= David Parsons (cricket coach) =

English cricket coach

David Parsons (born 26 December 1967 in Birmingham, Warwickshire) is a cricket coach who worked for the England and Wales Cricket Board (ECB) as national spin bowling coach and performance director. He is currently performance director of England Netball.

Parsons attended King Edward VI Five Ways Grammar School for Boys at Bartley Green in Birmingham, where he performed well at cricket and long distance running.

In 2000, Parsons joined the ECB as a national coach. In January 2006, he was appointed as the national spin bowling coach.

Parsons implemented the inaugural ECB spin bowling programme and has taken advice from Terry Jenner the man credited with the development of Shane Warne. He also visited the World Cricket Academy in Mumbai.

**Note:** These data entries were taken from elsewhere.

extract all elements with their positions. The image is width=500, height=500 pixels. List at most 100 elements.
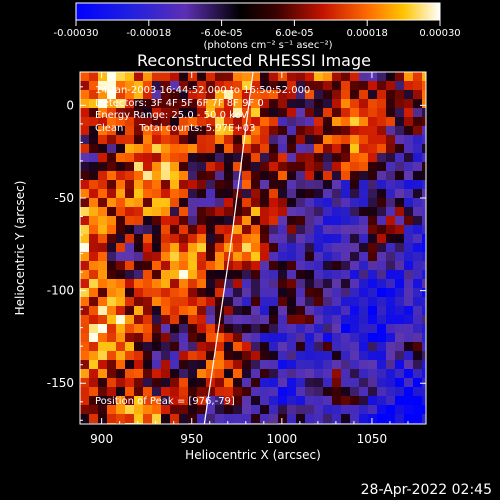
heatmap-cell: [107, 171, 117, 181]
heatmap-cell: [152, 270, 162, 280]
heatmap-cell: [269, 225, 279, 235]
heatmap-cell: [395, 252, 405, 262]
heatmap-cell: [278, 144, 288, 154]
heatmap-cell: [350, 90, 360, 100]
heatmap-cell: [224, 99, 234, 109]
heatmap-cell: [134, 216, 144, 226]
heatmap-cell: [89, 216, 99, 226]
heatmap-cell: [152, 108, 162, 118]
heatmap-cell: [152, 351, 162, 361]
heatmap-cell: [404, 351, 414, 361]
heatmap-cell: [134, 198, 144, 208]
heatmap-cell: [341, 189, 351, 199]
heatmap-cell: [116, 297, 126, 307]
heatmap-cell: [413, 396, 423, 406]
heatmap-cell: [404, 306, 414, 316]
heatmap-cell: [179, 189, 189, 199]
heatmap-cell: [179, 234, 189, 244]
heatmap-cell: [251, 108, 261, 118]
heatmap-cell: [188, 144, 198, 154]
observation-info: 14-Jan-2003 16:44:52.000 to 16:50:52.000…: [95, 85, 310, 135]
heatmap-cell: [377, 189, 387, 199]
heatmap-cell: [161, 279, 171, 289]
heatmap-cell: [413, 360, 423, 370]
heatmap-cell: [413, 369, 423, 379]
heatmap-cell: [233, 378, 243, 388]
colorbar-tick-label: 6.0e-05: [275, 28, 313, 39]
heatmap-cell: [215, 189, 225, 199]
heatmap-cell: [377, 342, 387, 352]
heatmap-cell: [278, 369, 288, 379]
heatmap-cell: [413, 81, 423, 91]
heatmap-cell: [269, 198, 279, 208]
heatmap-cell: [215, 216, 225, 226]
heatmap-cell: [350, 126, 360, 136]
heatmap-cell: [287, 216, 297, 226]
heatmap-cell: [269, 288, 279, 298]
heatmap-cell: [287, 198, 297, 208]
heatmap-cell: [161, 189, 171, 199]
heatmap-cell: [80, 306, 90, 316]
heatmap-cell: [152, 216, 162, 226]
heatmap-cell: [125, 270, 135, 280]
heatmap-cell: [161, 72, 171, 82]
heatmap-cell: [125, 171, 135, 181]
heatmap-cell: [170, 351, 180, 361]
heatmap-cell: [332, 279, 342, 289]
heatmap-cell: [107, 270, 117, 280]
heatmap-cell: [116, 171, 126, 181]
heatmap-cell: [152, 396, 162, 406]
heatmap-cell: [251, 387, 261, 397]
heatmap-cell: [215, 414, 225, 424]
heatmap-cell: [89, 108, 99, 118]
heatmap-cell: [125, 99, 135, 109]
heatmap-cell: [134, 180, 144, 190]
heatmap-cell: [107, 297, 117, 307]
heatmap-cell: [422, 243, 426, 253]
heatmap-cell: [197, 315, 207, 325]
heatmap-cell: [98, 153, 108, 163]
heatmap-cell: [224, 279, 234, 289]
heatmap-cell: [260, 198, 270, 208]
heatmap-cell: [350, 306, 360, 316]
heatmap-cell: [251, 198, 261, 208]
heatmap-cell: [98, 315, 108, 325]
heatmap-cell: [179, 144, 189, 154]
heatmap-cell: [323, 90, 333, 100]
heatmap-cell: [332, 135, 342, 145]
heatmap-cell: [377, 279, 387, 289]
heatmap-cell: [377, 117, 387, 127]
heatmap-cell: [152, 252, 162, 262]
heatmap-cell: [233, 99, 243, 109]
heatmap-cell: [395, 405, 405, 415]
heatmap-cell: [98, 243, 108, 253]
heatmap-cell: [395, 180, 405, 190]
heatmap-cell: [215, 351, 225, 361]
heatmap-cell: [278, 396, 288, 406]
heatmap-cell: [170, 252, 180, 262]
heatmap-cell: [233, 135, 243, 145]
heatmap-cell: [377, 306, 387, 316]
heatmap-cell: [233, 333, 243, 343]
heatmap-cell: [215, 90, 225, 100]
heatmap-cell: [341, 126, 351, 136]
heatmap-cell: [305, 225, 315, 235]
heatmap-cell: [224, 315, 234, 325]
heatmap-cell: [89, 180, 99, 190]
heatmap-cell: [206, 243, 216, 253]
heatmap-cell: [215, 360, 225, 370]
heatmap-cell: [80, 387, 90, 397]
heatmap-cell: [134, 360, 144, 370]
heatmap-cell: [314, 81, 324, 91]
heatmap-cell: [125, 279, 135, 289]
heatmap-cell: [197, 405, 207, 415]
heatmap-cell: [197, 81, 207, 91]
heatmap-cell: [98, 117, 108, 127]
heatmap-cell: [413, 108, 423, 118]
heatmap-cell: [224, 288, 234, 298]
heatmap-cell: [386, 252, 396, 262]
heatmap-cell: [350, 171, 360, 181]
heatmap-cell: [260, 288, 270, 298]
heatmap-cell: [125, 90, 135, 100]
heatmap-cell: [422, 162, 426, 172]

During the 2007 season Parsons organised two "spin camps" where young spin bowlers attended training sessions at the ECB performance centre in Loughborough. This involved spin bowling coaches developing the young bowlers whilst allowing young batsmen to face the spin bowlers and gain experience playing against them.

On 6 December 2007, Parsons was appointed ECB performance director replacing Peter Moores who was promoted to the role of England head coach. He held this position at the ECB until 2019.

In January 2021, Parsons began work as performance director at England Netball.